Having only recently read "The ADHD Effect on Marriage" I am currently working through the anger and resentment that has built up over 20 years and 17 years of diagnosed and untreated ADHD. The book has helped me understand my responses to ADHD symptoms and the significant impact they've had on our relationship, but there is one concept I am struggling with...the idea that "I respect my spouse's inherent right to make his or her own decisions and live by the consequences, whether I like what what he or she is doing." My wife already lives with many of the consequences of her actions that might be frustrating to me but are not a huge problem, but I would love for my wife to live with the consequences of her actions around chronic overspending and lack of involvement in the finances. I have owned the consequences our entire married lives and don't really see a way out of owning that because no one will ever convince me that living beyond one's means is prudent or justified. Although mostly unknown to me before we got married, it is clear in hindsight that my wife's behavior was well entrenched when she entered the marriage. I ultimately took over the finances for two reasons: 1.) I did not have the money to continually pay off hundreds of dollars of overdraft charges on my wife's checking account and 2.) I knew my wife came to the marriage with some debts (ultimately created by her ex-husband...at least he got the blame), but did not know the extent of the debt until after we got married. If I didn't take over, I feared that we would never get out from under it. As it was, the extent of the debt took more than 10 years to pay off.
Since I found out about her significant debt, she has retreated from any financial responsibility or accountability our entire married lives. She won't engage in any capacity where I end up managing the finances alone. From my perspective, her only relationship with money relates to spending. She does work and contributes about 25% to our monthly income, but has no interest in what she makes or when she gets paid. She avoids budgets, income, account balances, savings goals and will not engage in how spending directly impacts our entire financial picture. Our chronic disconnect on finances is what finally pushed me to force us to see a marriage counselor (that's how I see it). After 18 years, I was exhausted by her single response of "I don't spend much money" when the topic of money comes up. I can't understand why she doesn't recognize or acknowledge that the mortgage, car payments, insurance and utilities are spending. The only spending she has any recognition of is related to having fun in a retail setting or going out to a restaurant. In understand that my wife can be impulsive, but I am struggling to understand how ADHD plays into spending without any appreciation, recognition or knowledge for how spending impacts our overall finances. As an aside, there is no question this ADHD symptom and our respective responses have set up a parent-child dynamic in our marriage where I have continually wondered "where is the partner I thought I married?"

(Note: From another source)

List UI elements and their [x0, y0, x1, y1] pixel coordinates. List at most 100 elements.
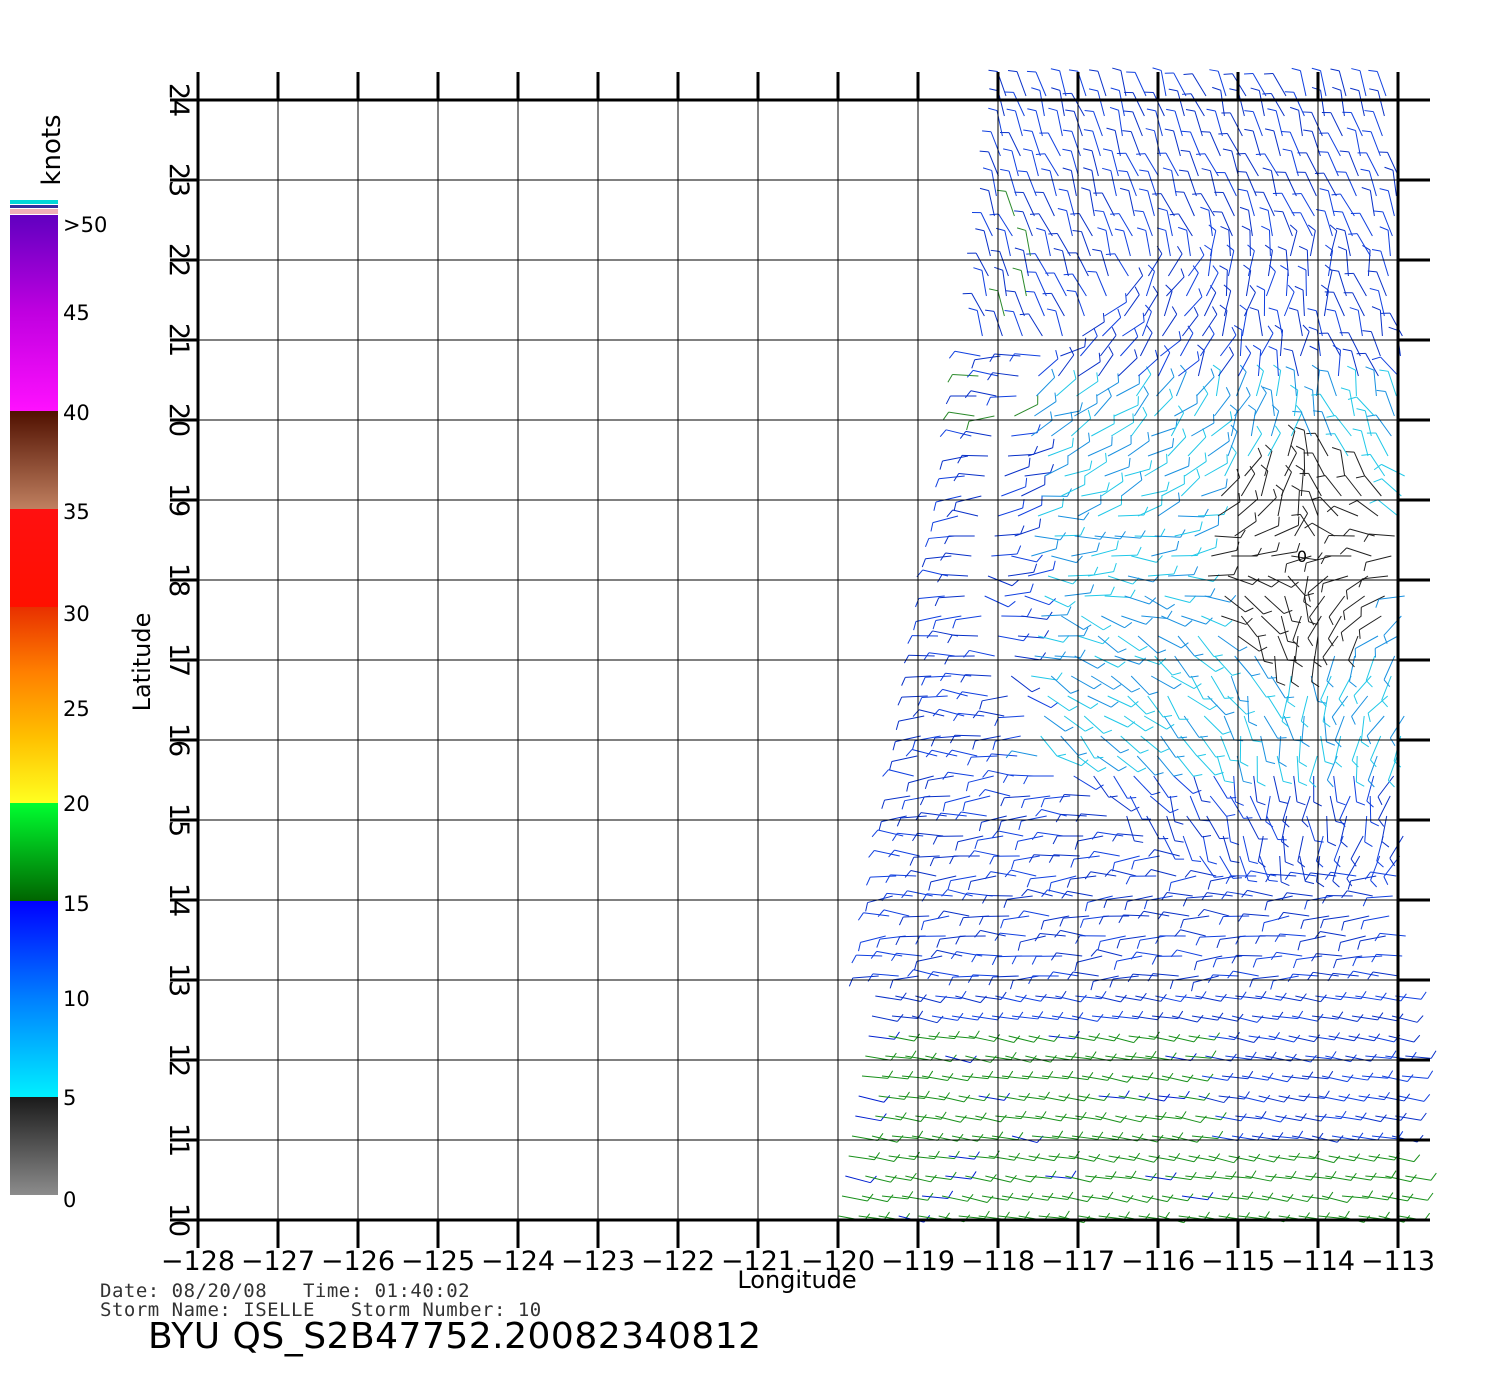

If any other couples have dealt with chronic overspending and total lack of involvement of an ADHD partner in the finances, I would love to get your perspective(s). Whether you were the one spending or the one managing the spending, if you have direct experience to share, I am hoping to better understand 1.) the mindset of someone with ADHD as it relates to spending 2.) what blocks someone with ADHD from engagement with the finances and 3.) any strategies you've used to come together on the finances.
Any insights or experiences are appreciated. I will also plan to share some updates as we move forward in this journey because right now I don't see a way out of living with the consequences of my wife's overspending.